More than 6.5 million eligible Israeli voters will head to the ballot box Tuesday to vote in the fourth national election in two years, with Prime Minister Benjamin Netanyahu hoping the country’s turbo vaccination drive will be enough to keep in power.
The country has been mired in an unprecedented cycle of political deadlock for two years, which was exacerbated shortly after last elections in March 2020 with the advent of the coronavirus outbreak.
The virus has battered Israel, with a higher-than-average mortality rate that saw more than 6,000 die of the disease and a shattered economy.
Netanyahu is also facing charges of bribery, fraud and breach of trust in three separate investigations against him but the Israeli leader has insisted that he can continue to run the country and stand trial simultaneously.

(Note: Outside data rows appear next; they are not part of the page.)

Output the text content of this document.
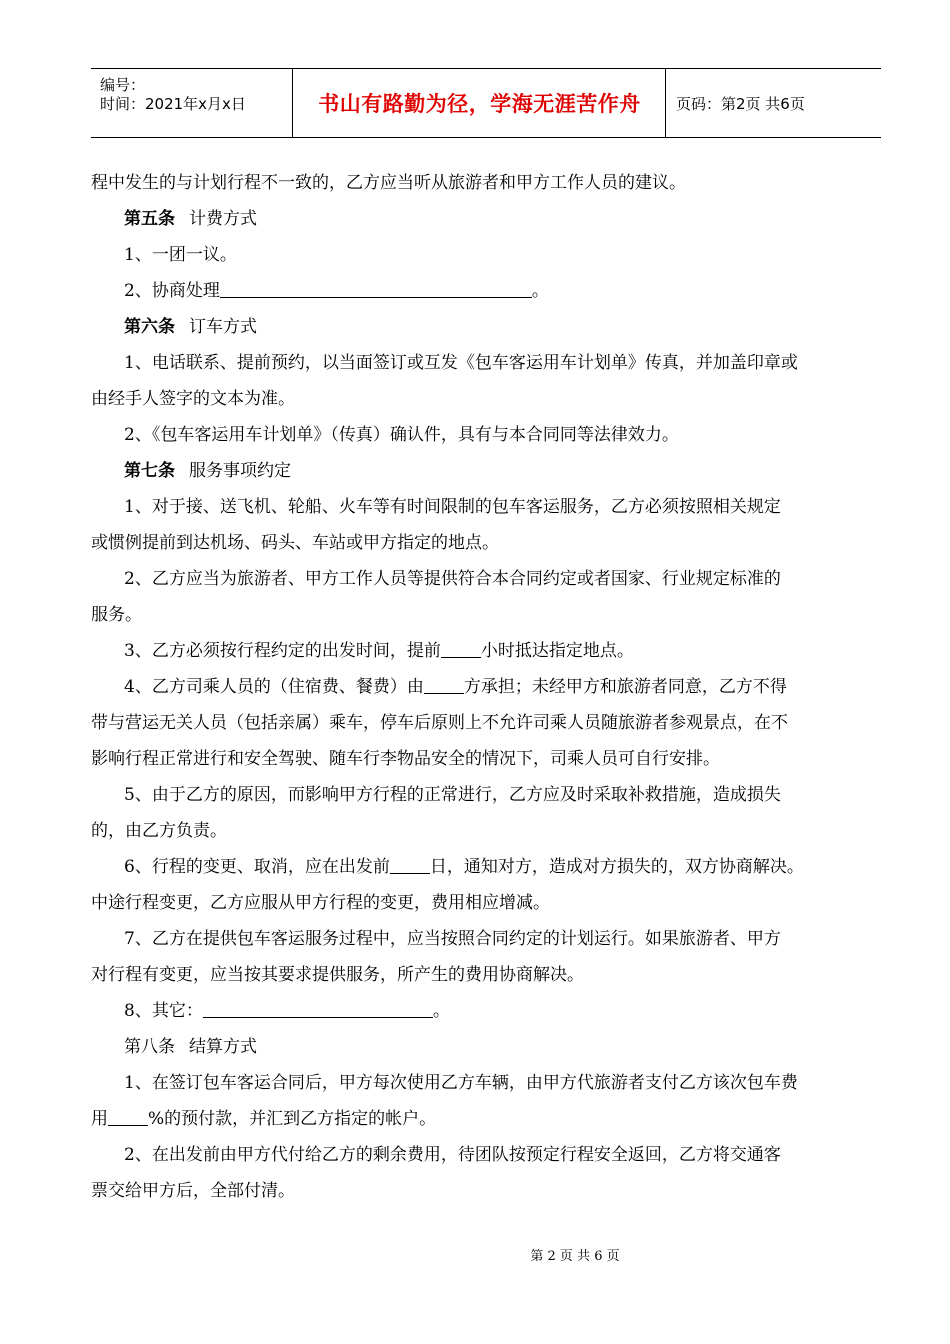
编号：
时间：2021年x月x日	书山有路勤为径，学海无涯苦作舟	页码：第2页 共6页
程中发生的与计划行程不一致的，乙方应当听从旅游者和甲方工作人员的建议。
第五条 计费方式
1、一团一议。
2、协商处理	。
第六条 订车方式
1、电话联系、提前预约，以当面签订或互发《包车客运用车计划单》传真，并加盖印章或
由经手人签字的文本为准。
2、《包车客运用车计划单》（传真）确认件，具有与本合同同等法律效力。
第七条 服务事项约定
1、对于接、送飞机、轮船、火车等有时间限制的包车客运服务，乙方必须按照相关规定
或惯例提前到达机场、码头、车站或甲方指定的地点。
2、乙方应当为旅游者、甲方工作人员等提供符合本合同约定或者国家、行业规定标准的
服务。
3、乙方必须按行程约定的出发时间，提前 小时抵达指定地点。
4、乙方司乘人员的（住宿费、餐费）由 方承担；未经甲方和旅游者同意，乙方不得
带与营运无关人员（包括亲属）乘车，停车后原则上不允许司乘人员随旅游者参观景点，在不
影响行程正常进行和安全驾驶、随车行李物品安全的情况下，司乘人员可自行安排。
5、由于乙方的原因，而影响甲方行程的正常进行，乙方应及时采取补救措施，造成损失
的，由乙方负责。
6、行程的变更、取消，应在出发前 日，通知对方，造成对方损失的，双方协商解决。
中途行程变更，乙方应服从甲方行程的变更，费用相应增减。
7、乙方在提供包车客运服务过程中，应当按照合同约定的计划运行。如果旅游者、甲方
对行程有变更，应当按其要求提供服务，所产生的费用协商解决。
8、其它：	。
第八条 结算方式
1、在签订包车客运合同后，甲方每次使用乙方车辆，由甲方代旅游者支付乙方该次包车费
用 %的预付款，并汇到乙方指定的帐户。
2、在出发前由甲方代付给乙方的剩余费用，待团队按预定行程安全返回，乙方将交通客
票交给甲方后，全部付清。
第 2 页 共 6 页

Tens of thousands of people protested outside the prime minister’s Jerusalem residence on Saturday night, in the biggest anti-Netanyahu protest since the demonstrations began nearly a year ago.
Netanyahu spearheaded Israel’s superspeed vaccination drive, and half of the population have now received both shots of the Pfizer vaccine.
The positivity rate for the virus has dipped below 1.5 percent, the lowest since November.
Netanyahu is banking on the vaccination campaign’s success as well as his success in securing four normalization deals with Arab countries to see him enter his 13th consecutive year as prime minister.